Ethan woke earlier than usual the next day, sunlight leaking through the half-closed blinds of his bedroom. It wasn't the hesitant morning of someone unsure about himself anymore. It was the steady, grounded awakening of someone remembering—who he once dreamed of becoming —really remembering.
His ER episode hadn't aired yet, but the day on set had rewired something inside him. It wasn't Noah Wyle's praise, or the makeup crew laughing at his jokes, or the subtle nod from the director when Ethan hit a difficult emotional moment. It was that he had seen the machine—the real, breathing organism of Hollywood—for the first time from the inside. And unlike the first life, where the machinery crushed him until he bent or broke, this time, he wasn't afraid.
He had lived it before and failed in it. Learned from it.

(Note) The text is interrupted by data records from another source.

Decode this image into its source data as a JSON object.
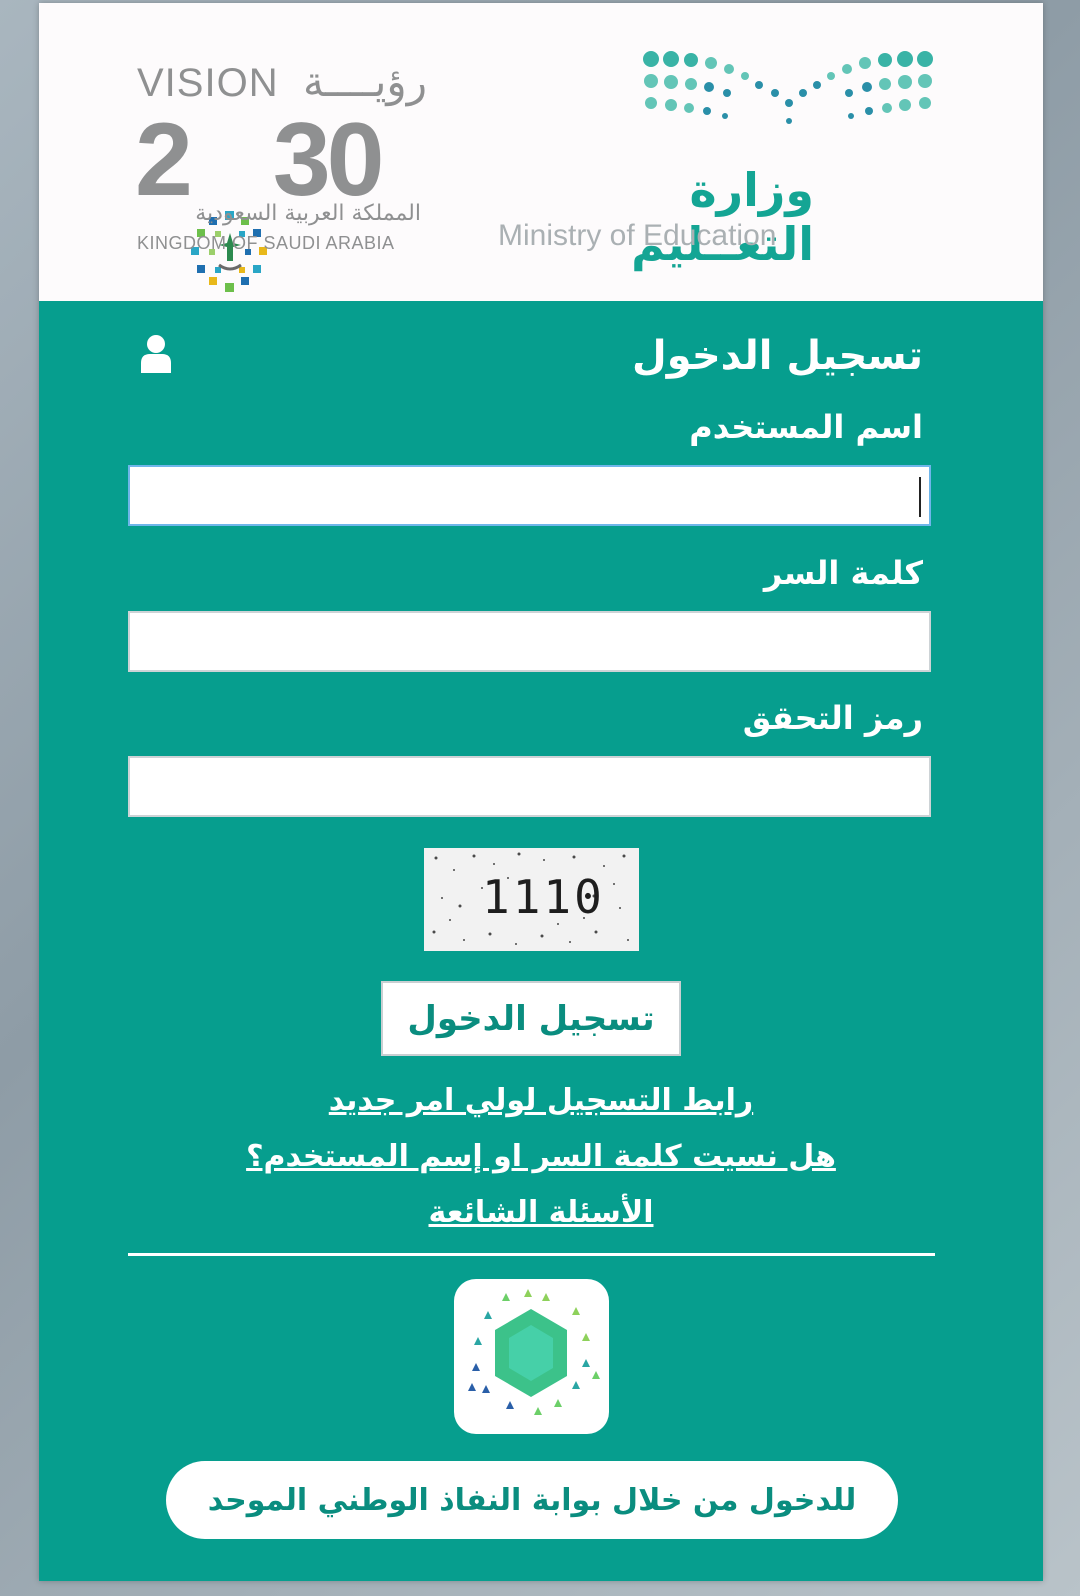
{
  "header": {
    "vision_word": "VISION",
    "vision_ar": "رؤيــــة",
    "vision_year_left": "2",
    "vision_year_right": "30",
    "vision_ksa_ar": "المملكة العربية السعودية",
    "vision_ksa_en": "KINGDOM OF SAUDI ARABIA",
    "ministry_ar": "وزارة التعــليم",
    "ministry_en": "Ministry of Education"
  },
  "form": {
    "title": "تسجيل الدخول",
    "username_label": "اسم المستخدم",
    "username_value": "",
    "password_label": "كلمة السر",
    "password_value": "",
    "captcha_label": "رمز التحقق",
    "captcha_value": "",
    "captcha_code": "1110",
    "submit_label": "تسجيل الدخول"
  },
  "links": {
    "guardian_register": "رابط التسجيل لولي امر جديد",
    "forgot": "هل نسيت كلمة السر او إسم المستخدم؟",
    "faq": "الأسئلة الشائعة"
  },
  "nafath": {
    "button_label": "للدخول من خلال بوابة النفاذ الوطني الموحد"
  },
  "icons": [
    "user-icon",
    "vision-2030-logo",
    "ministry-logo",
    "nafath-logo"
  ],
  "colors": {
    "primary": "#069e8e",
    "header_bg": "#fdfbfc",
    "logo_teal": "#14a594",
    "logo_gray": "#8f9091"
  }
}
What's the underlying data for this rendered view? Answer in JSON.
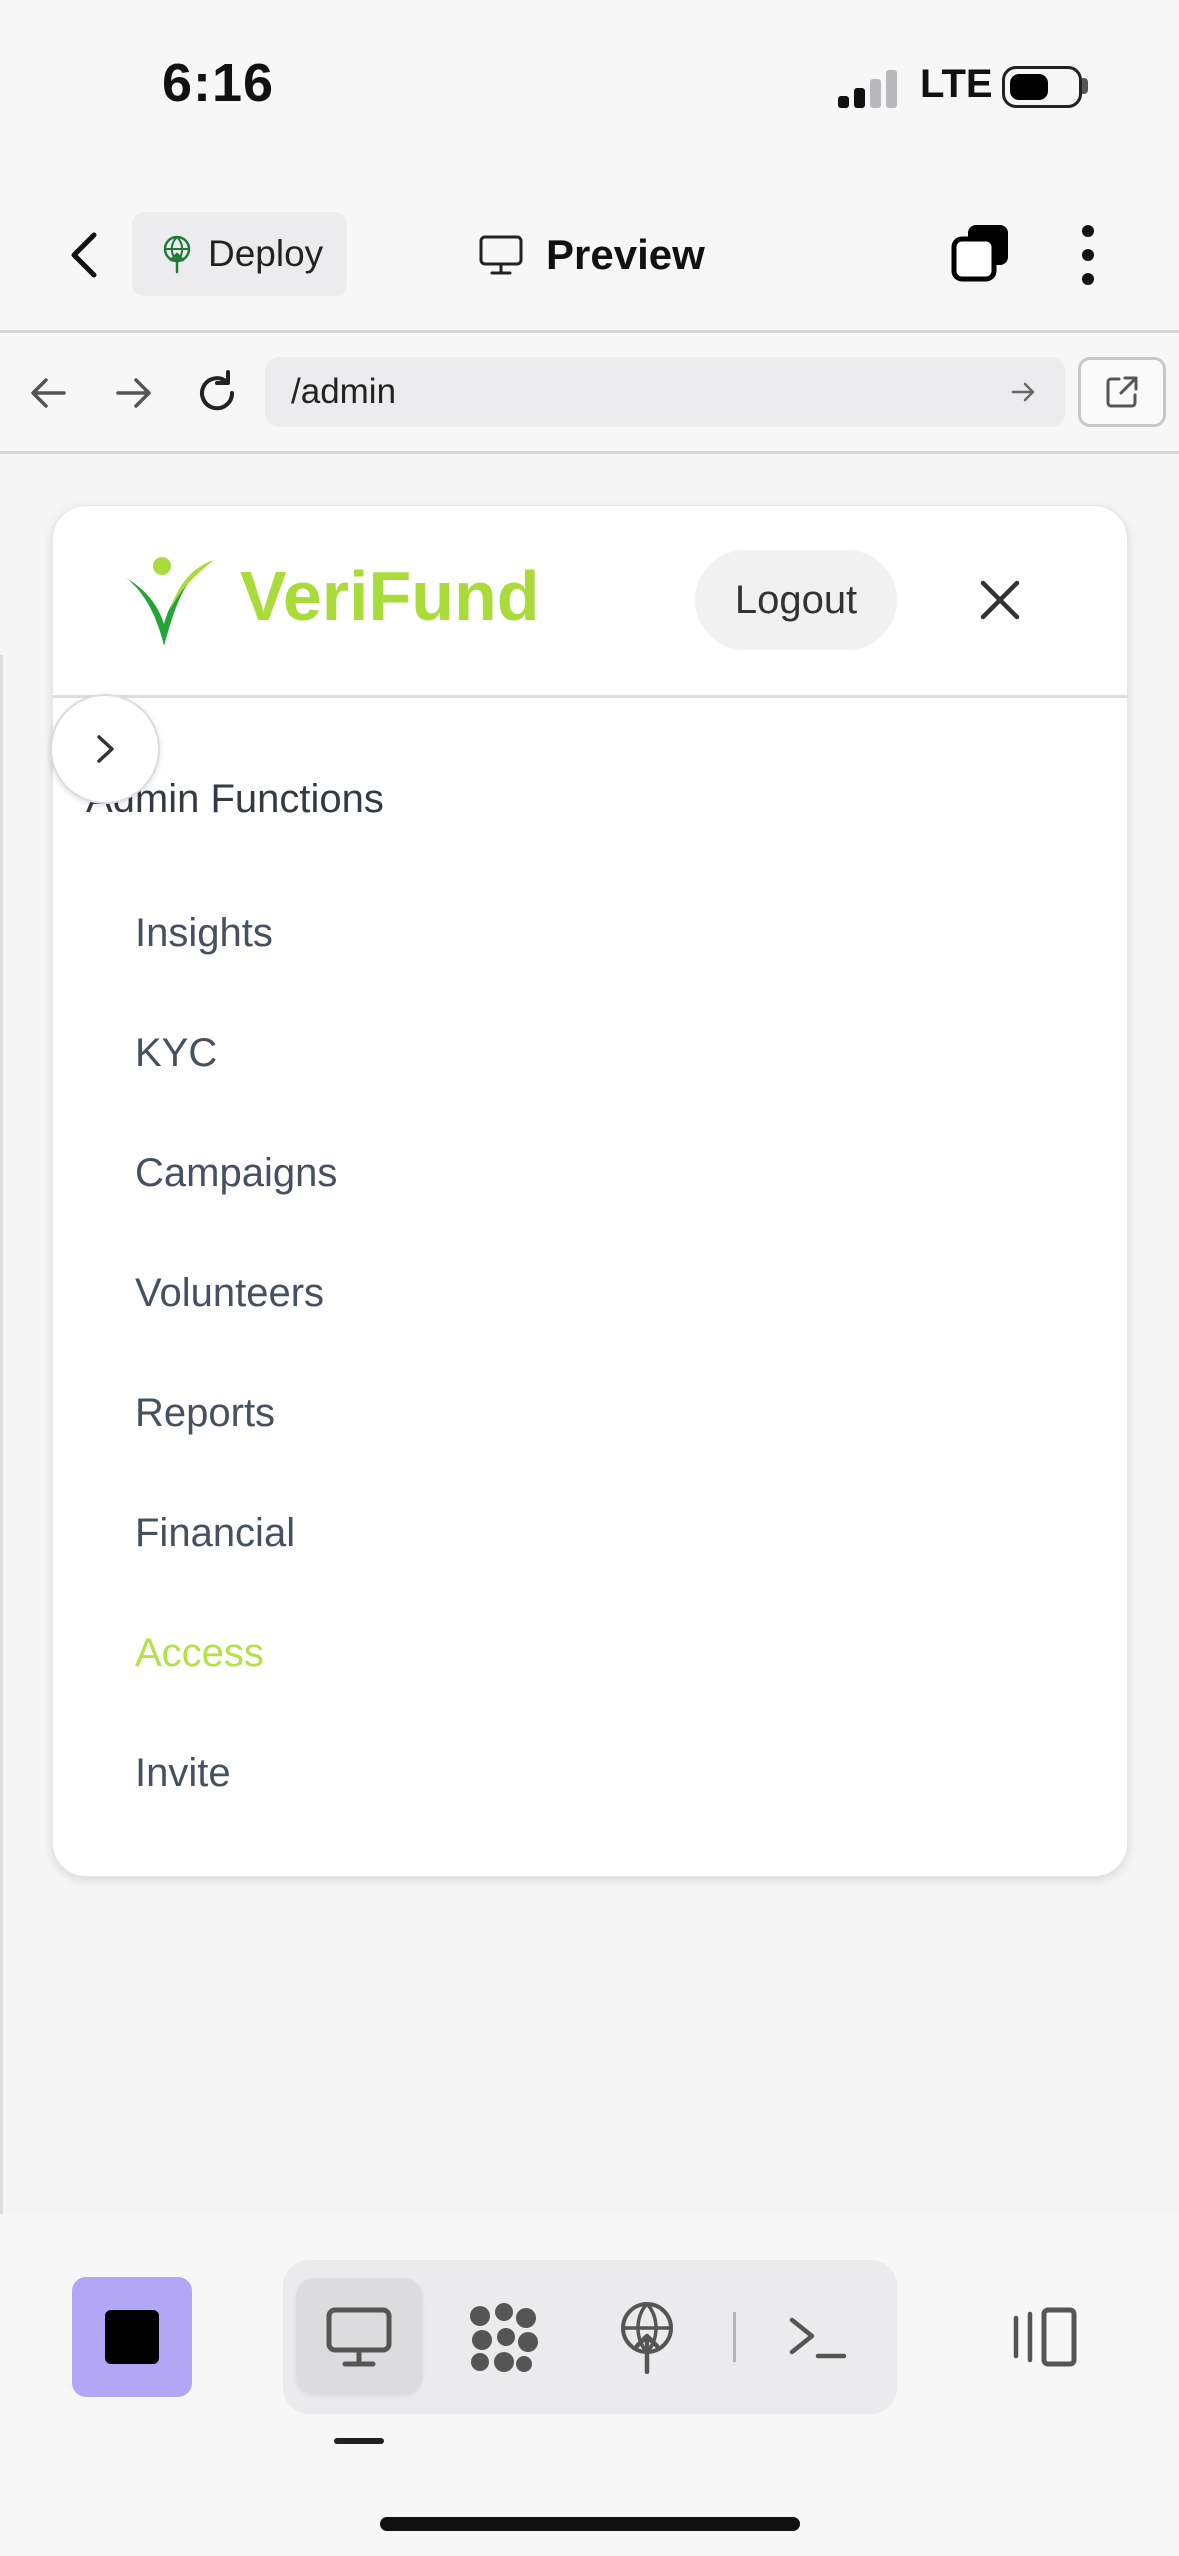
{
  "status_bar": {
    "time": "6:16",
    "network": "LTE"
  },
  "header": {
    "deploy_label": "Deploy",
    "preview_label": "Preview"
  },
  "url_bar": {
    "path": "/admin"
  },
  "card": {
    "brand": "VeriFund",
    "logout_label": "Logout",
    "section_title": "Admin Functions",
    "menu_items": [
      {
        "label": "Insights",
        "active": false
      },
      {
        "label": "KYC",
        "active": false
      },
      {
        "label": "Campaigns",
        "active": false
      },
      {
        "label": "Volunteers",
        "active": false
      },
      {
        "label": "Reports",
        "active": false
      },
      {
        "label": "Financial",
        "active": false
      },
      {
        "label": "Access",
        "active": true
      },
      {
        "label": "Invite",
        "active": false
      }
    ]
  },
  "colors": {
    "brand_green": "#a9dc3a",
    "active_item": "#b4e04a",
    "stop_button": "#b3a6f7",
    "menu_text": "#465060"
  },
  "icons": {
    "header": [
      "chevron-left-icon",
      "globe-upload-icon",
      "monitor-icon",
      "stacked-squares-icon",
      "kebab-menu-icon"
    ],
    "url_bar": [
      "arrow-left-icon",
      "arrow-right-icon",
      "reload-icon",
      "arrow-right-small-icon",
      "external-link-icon"
    ],
    "card": [
      "verifund-logo",
      "close-icon",
      "chevron-right-icon"
    ],
    "toolbar": [
      "stop-icon",
      "monitor-icon",
      "dots-cluster-icon",
      "globe-upload-icon",
      "terminal-icon",
      "split-panel-icon"
    ]
  }
}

This time, he was walking into it with armour.
He sat at his desk, flipping through the old, yellowed folder that contained all the printouts of his early 2001 audition listings. He remembered how overwhelmed he had been the first time—how the sheer variety of options had paralysed him into inaction.
This time his eyes moved sharply, quickly, strategically.
He knew what each project would become. Which ones would disappear Which ones would define careers. Which ones were worth bending backwards for. And which ones were better left alone.
His fingers paused over an early listing:
"Untitled Sofia Coppola Project — seeking extras, small featured parts."
He smiled. Lost in Translation. A small role in one of the greatest quiet dramas ever made. A film that launched a generation of understated performances.
He marked it with a pen.
Another listing caught his eye:
"The Village — M. Night Shyamalan — open call for supporting villager roles."
He remembered being too shy to even show up the first time. Now he knew Shyamalan loved controlled, restrained performances—exactly the type he had spent two decades learning to perfect.
He circled it.
He kept scanning.
"City work: 20s, serious tone, for gritty Boston crime film."
His heart jolted.
The Departed.
He had forgotten how early the casting cycle began. He wouldn't get a lead—not against DiCaprio or Damon—but a small, well-placed supporting role… yes, that could work.
He drew a star beside it.
A knock came at his door.
"Ethan? You awake?" His father's voice.
"Yeah, come in."
His father stepped in, holding a mug of coffee—Ethan's old favourite ceramic cup with a faded cartoon astronaut on the side. Something about seeing the cup again made heat rush into Ethan's chest.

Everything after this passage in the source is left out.